Phenotypic heterogeneity and cross-feeding in yeast populations

In a yeast colony, the cells encounter a variable chemical environment depending on their location. This may induce phenotypic heterogeneity within species, possibly enhanced by intraspecies communication by secreted metabolites. While complementary auxotrophic strains of S. cerevisiae have been found to fail to cross-feed sufficiently for survival, a viable complementary cross-feeding community is formed when the auxotrophs emerge from a self-supporting cell during colony formation (Campbell et al. 2015; Campbell, Vowinckel and Ralser 2016). This phenomenon was discovered in a system where the cells carried in separate plasmids the genes for the synthesis of four compounds essential for growth (i.e. histidine, leucine, uracil and methionine).

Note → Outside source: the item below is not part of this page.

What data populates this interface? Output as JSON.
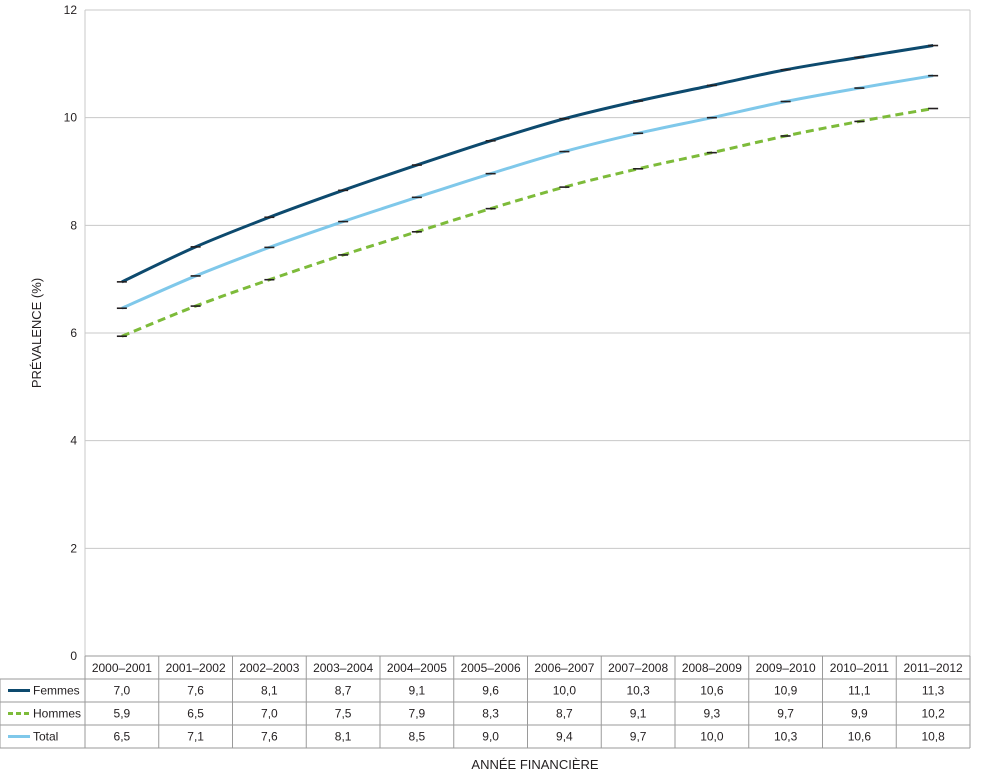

During colony development, prototrophy was progressively lost leading to phenotypic heterogeneity, but the community could survive by exchanging the essential nutrients.

In colony development, S. cerevisiae cells behave periodically with acidic and alkali phases (Palkova et al. 1997). When the cells switch from an acidic phase to an alkaline phase, they produce volatile ammonia as a pulse, which triggers ammonia production in surrounding colonies. The released ammonia signals for the synchronization of nutrient starvation response. Ammonium secreted by S. cerevisiae could potentially be sensed by other yeasts as well (Gori et al. 2007). Other small molecules can also mediate communication between yeast cells (Fig. 1). At high cell densities in liquid cultures, S. cerevisiae cells synchronize their metabolism with secreted acetaldehyde (Richard et al. 1996). Other fungi can thus also influence S. cerevisiae metabolism through acetaldehyde (Cheraiti, Guezenec and Salmon 2005). Other examples of communication include bicarbonate for synchronization of the onset of sporulation or meiosis (Hayashi, Ohkuni and Yamashita 1998; Ohkuni, Hayashi and Yamashita 1998), small peptide pheromones used to facilitate partner finding during sexual reproduction (Jones and Bennett 2011) and secreted Hsp12p protein as a ‘danger signal’ in order to activate the stress response in the surrounding yeast cells (Rivero et al. 2015).

CONCLUSIONS

Most of the current knowledge of S. cerevisiae metabolism pertains to (or is interpreted in the context of) its life as a single entity, devoid of species interactions, and in a limited set of laboratory conditions. The limited understanding of the challenges and possibilities that have evolutionarily shaped the metabolic and regulatory systems of yeast may be the major factor hindering us from explaining complex genotype–environment–phenotype interactions. Accounting for the ecological context of yeast could also help us to assign functions to the uncharacterized 10% of genes (669 uncharacterized open reading frames, www.yeastgenome.org, on 15 August 2016) in the yeast genome, and to identify moonlighting functions of metabolic enzymes. Mainly pioneered by enological research, phenotypic peculiarities arising from the social life of yeast are increasingly being revealed. These findings present an excellent opportunity towards building more accurate models of metabolic and regulatory networks. The full phenotypic potential to be revealed will also increase the application possibilities of the already widely used industrial production host.